Kelsey Byrne is a multifaceted person. On one hand, there is the gal who seems cool and has this amazing flair for music; on the other hand, there is the shy recent college grad who worked hard to finish school early for fear of failure.

Byrne’s music is an enchanting combination of folk, rock and pop. The cool thing is that she doesn’t just sing: Byrne writes all of her own music and plays piano during live shows. She’s also working with some very respected names in the music industry to complete her next album.

By the age of 8 or 9, when most of us are still watching cartoons and having play dates, Byrne already began to play music with her father. When she was around 11 or 12 years old, she began to play the guitar.

Byrne laughs as she remembers that time: “Two songs were my mantra for four years, and I played those songs at every show: ‘Zombie’ by the Cranberries and ‘What’s Up’ by 4 Non-Blondes.”

Then Byrne describes a period when she was in an all-girl cover rock band during her teens. “We would play Green Day and the Donnas. None of us knew how to play drums; it was a very interesting time.”

Fast-forward to the future, and Byrne is a recent college grad with a degree in studio composition. She just happens to be working with Dan Romer, who has produced the esteemed Ingrid Michaelson.

“The first day we wrote four songs that we put on an E.P.” The process was described by Byrne as rapid, but with a goal, and once they found their “sound,” it was about replicating it. 

She also recently flew across the country to work with Eric Rosse, the genius known for creatively aiding such artists as Sara Bareilles, Tori Amos, Anna Nalick and Matt Hires.

“It was fun! We wrote a song in a day or two.”

It’s safe to say that very few people have such life-changing opportunities.

Currently Byrne is pursuing a graduate degree in sociology and anthropology. So does this mean music been pushed to the side? Judging by the fact that she’s also signed to Danceaholic Records, it’s safe to assume that Byrne will handle multi-tasking just fine. 

It seems as if this talented songstress has it all, but she admitted to a surprising fact: “Personally I am such a shy, introverted and quiet person. It plagues me horribly sometimes.”

How does such a shy person have a career in music? Byrne pours all of this fear and feeling into her writing and performing.

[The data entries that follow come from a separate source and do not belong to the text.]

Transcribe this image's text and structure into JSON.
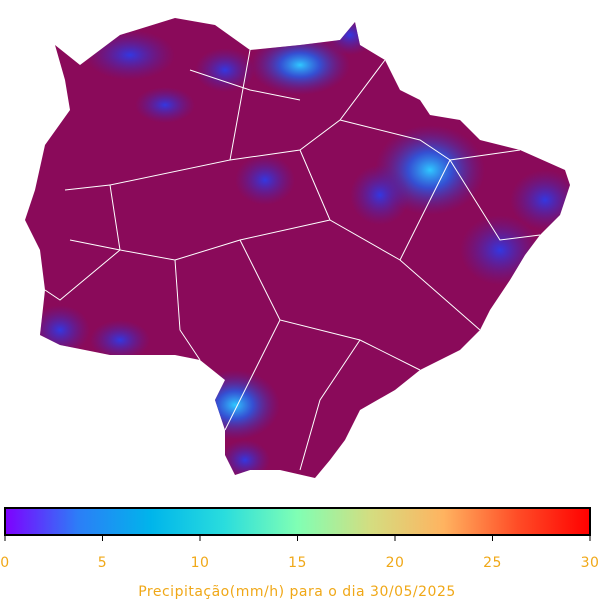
{
  "colorbar": {
    "label": "Precipitação(mm/h) para o dia 30/05/2025",
    "lim": [
      0,
      30
    ],
    "ticks": [
      0,
      5,
      10,
      15,
      20,
      25,
      30
    ],
    "colors": [
      "#7f00ff",
      "#2c7ef7",
      "#00b5eb",
      "#2adddd",
      "#80ffb4",
      "#d4dd80",
      "#ffb360",
      "#ff4d27",
      "#ff0000"
    ],
    "label_color": "#f0a818"
  }
}
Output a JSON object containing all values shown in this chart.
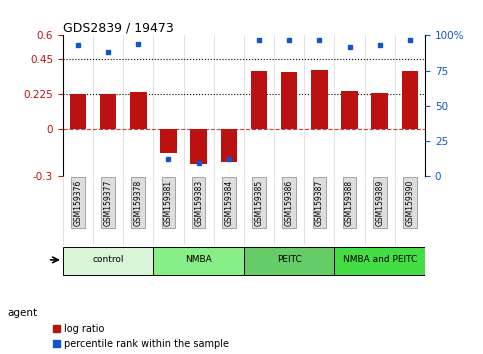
{
  "title": "GDS2839 / 19473",
  "samples": [
    "GSM159376",
    "GSM159377",
    "GSM159378",
    "GSM159381",
    "GSM159383",
    "GSM159384",
    "GSM159385",
    "GSM159386",
    "GSM159387",
    "GSM159388",
    "GSM159389",
    "GSM159390"
  ],
  "log_ratio": [
    0.225,
    0.225,
    0.24,
    -0.15,
    -0.22,
    -0.21,
    0.37,
    0.365,
    0.38,
    0.245,
    0.23,
    0.375
  ],
  "percentile_rank": [
    0.93,
    0.88,
    0.94,
    0.12,
    0.09,
    0.12,
    0.97,
    0.97,
    0.97,
    0.92,
    0.93,
    0.97
  ],
  "bar_color": "#bb1111",
  "dot_color": "#1155cc",
  "groups": [
    {
      "label": "control",
      "start": 0,
      "end": 3,
      "color": "#d8f5d8"
    },
    {
      "label": "NMBA",
      "start": 3,
      "end": 6,
      "color": "#88ee88"
    },
    {
      "label": "PEITC",
      "start": 6,
      "end": 9,
      "color": "#66cc66"
    },
    {
      "label": "NMBA and PEITC",
      "start": 9,
      "end": 12,
      "color": "#44dd44"
    }
  ],
  "ylim_left": [
    -0.3,
    0.6
  ],
  "ylim_right": [
    0,
    100
  ],
  "yticks_left": [
    -0.3,
    0,
    0.225,
    0.45,
    0.6
  ],
  "ytick_labels_left": [
    "-0.3",
    "0",
    "0.225",
    "0.45",
    "0.6"
  ],
  "yticks_right": [
    0,
    25,
    50,
    75,
    100
  ],
  "ytick_labels_right": [
    "0",
    "25",
    "50",
    "75",
    "100%"
  ],
  "hlines": [
    0.225,
    0.45
  ],
  "bar_width": 0.55,
  "background_color": "#ffffff",
  "agent_label": "agent",
  "legend_log_ratio": "log ratio",
  "legend_percentile": "percentile rank within the sample",
  "xlim": [
    -0.5,
    11.5
  ]
}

Helping to easer her fears is the fact that she keeps family and friends close by, working with them on her music.

“My cousin Matt plays guitar and is my partner in writing. Mike Garofalo, another cousin, plays bass, and an old friend, Dylan Depice is on the drums.”

There are many artists Byrne respects and listens to. Growing up, it was all about Nirvana and Pearl Jam. Now on her iPod is the new St. Vincent album, and she’s also a huge fan of Bon Iver and Death Cab for Cutie.

Byrne thinks about future dream collaborations with excitement.

“Collaborations can be awkward because it can be a personal thing, but if I had to make a request, me and Zach Condon from Beirut would make the most epic album ever.”

Although Byrne has been a musician for years, it seems as if the buzz and the hype behind this talent is not the only thing that will move her forward. At the end of the day, nothing says more about a musician than their talent and how hard they work. Byrne has nothing to worry about; the music speaks for itself.